Murray and colleagues prospectively recruited 1,378 patients (mean age, 50.3 years; 62% women) who underwent endoscopy at a tertiary medical center in the U.K. from 2008 through 2014, from whom routine duodenal biopsy specimens were collected from the duodenal bulb (D1) and the second part of the duodenum (D2). Within this cohort, they also collected standardized quadrantic D1 biopsy specimens from 181 consecutive patients with a high suspicion of celiac disease (mean age, 46.5 years; 64% women) to determine the ideal number and site for D1 biopsy. Then they compared clinical data between patients diagnosed with USCD, conventional celiac disease and controls, and also compared the number of intraepithelial lymphocytes (IELs) and immune phenotypes between D1 vs. D2 in patients with celiac disease.

Overall, 268 participants were newly diagnosed with celiac disease, 9.7% of whom had villous atrophy confined to D1 and were diagnosed with USCD (P < .0001). Taking an additional D1 biopsy specimen from any D1 site compared with a distal biopsy alone increased the diagnostic yield of celiac disease detection by 9.3% to 10.8% (P < .0001).

Patients with USCD were younger than patients with conventional celiac disease (P = .03), had lower tissue transglutaminase antibody titers than patients with conventional celiac disease (P = .001) and less frequently presented with diarrhea than patients with conventional celiac disease (P < .0001). Ferritin deficiency prevalence was higher in patients with conventional celiac disease vs. USCD and controls (P = .007), as was folate deficiency (P = .003).

Controls had lower median IEL counts in D1 vs. D2 (P = .002), but all counts were below the 25 IEL/100 enterocyte cut-off. Patients with celiac disease had a median IEL count of 50/100 enterocytes in D1 and 48/100 enterocytes in D2 (P = .71), so IELs were immunophenotypically indistinguishable between D1 and D2 in celiac patients.

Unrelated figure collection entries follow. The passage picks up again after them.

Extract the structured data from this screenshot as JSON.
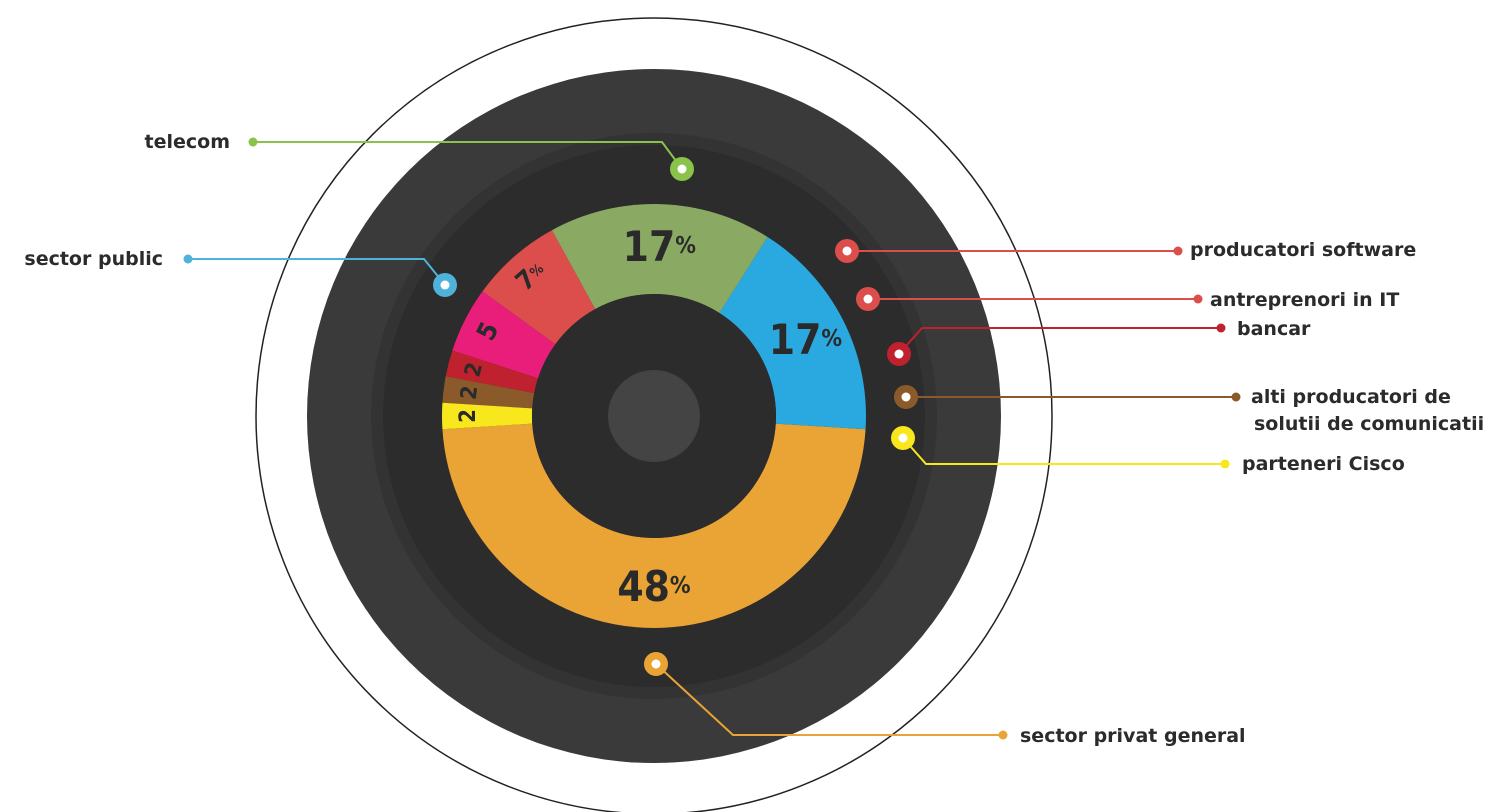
{
  "chart_data": {
    "type": "pie",
    "style": "donut",
    "unit": "%",
    "slices": [
      {
        "label": "sector privat general",
        "value": 48,
        "display": "48",
        "show_pct": true,
        "color": "#E9A435"
      },
      {
        "label": "sector public",
        "value": 17,
        "display": "17",
        "show_pct": true,
        "color": "#2AA9E0"
      },
      {
        "label": "telecom",
        "value": 17,
        "display": "17",
        "show_pct": true,
        "color": "#8AAA64"
      },
      {
        "label": "producatori software",
        "value": 7,
        "display": "7",
        "show_pct": true,
        "color": "#DC4E4B"
      },
      {
        "label": "antreprenori in IT",
        "value": 5,
        "display": "5",
        "show_pct": false,
        "color": "#E91E7B"
      },
      {
        "label": "bancar",
        "value": 2,
        "display": "2",
        "show_pct": false,
        "color": "#C0212E"
      },
      {
        "label": "alti producatori de solutii de comunicatii",
        "value": 2,
        "display": "2",
        "show_pct": false,
        "color": "#8B5A2B"
      },
      {
        "label": "parteneri Cisco",
        "value": 2,
        "display": "2",
        "show_pct": false,
        "color": "#F8E71C"
      }
    ]
  },
  "legend": [
    {
      "lines": [
        "telecom"
      ],
      "color": "#8BC34A",
      "side": "left"
    },
    {
      "lines": [
        "sector public"
      ],
      "color": "#4FB3D9",
      "side": "left"
    },
    {
      "lines": [
        "producatori software"
      ],
      "color": "#DC4E4B",
      "side": "right"
    },
    {
      "lines": [
        "antreprenori in IT"
      ],
      "color": "#DC4E4B",
      "side": "right"
    },
    {
      "lines": [
        "bancar"
      ],
      "color": "#C0212E",
      "side": "right"
    },
    {
      "lines": [
        "alti producatori de",
        "solutii de comunicatii"
      ],
      "color": "#8B5A2B",
      "side": "right"
    },
    {
      "lines": [
        "parteneri Cisco"
      ],
      "color": "#F8E71C",
      "side": "right"
    },
    {
      "lines": [
        "sector privat general"
      ],
      "color": "#E9A435",
      "side": "right"
    }
  ],
  "theme": {
    "ring_outer": "#3A3A3A",
    "ring_mid": "#333333",
    "ring_inner": "#2C2C2C",
    "hub": "#444444",
    "outline": "#222222",
    "background": "#FFFFFF"
  }
}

“Our findings support a hypothesis that patients with USCD represent early celiac disease with a milder clinical phenotype presenting at a younger age with more infrequent nutritional deficiencies,” the researchers wrote, adding that “a single additional D1 biopsy specimen from any site increases the diagnostic yield [and] may reduce the known delay in diagnosis that many patients with celiac disease experience.”

“The lowly D1 has come of age,” Geoffrey Holmes, MD, Emeritus Consultant Gastroenterologist at The Royal Derby Hospital in the U.K., wrote in a related editorial. “Evidence indicates that a biopsy from D1 showing Marsh 3 changes may clinch the diagnosis of [celiac disease] when D2 shows lesser degrees of abnormality or is normal. Guidelines recommend taking biopsies from D1, but this has not yet been adopted widely in clinical practice. It should be, to maximize the change of diagnosing this eminently treatable condition.” – by Adam Leitenberger

Disclosure: The researchers report no relevant financial disclosures.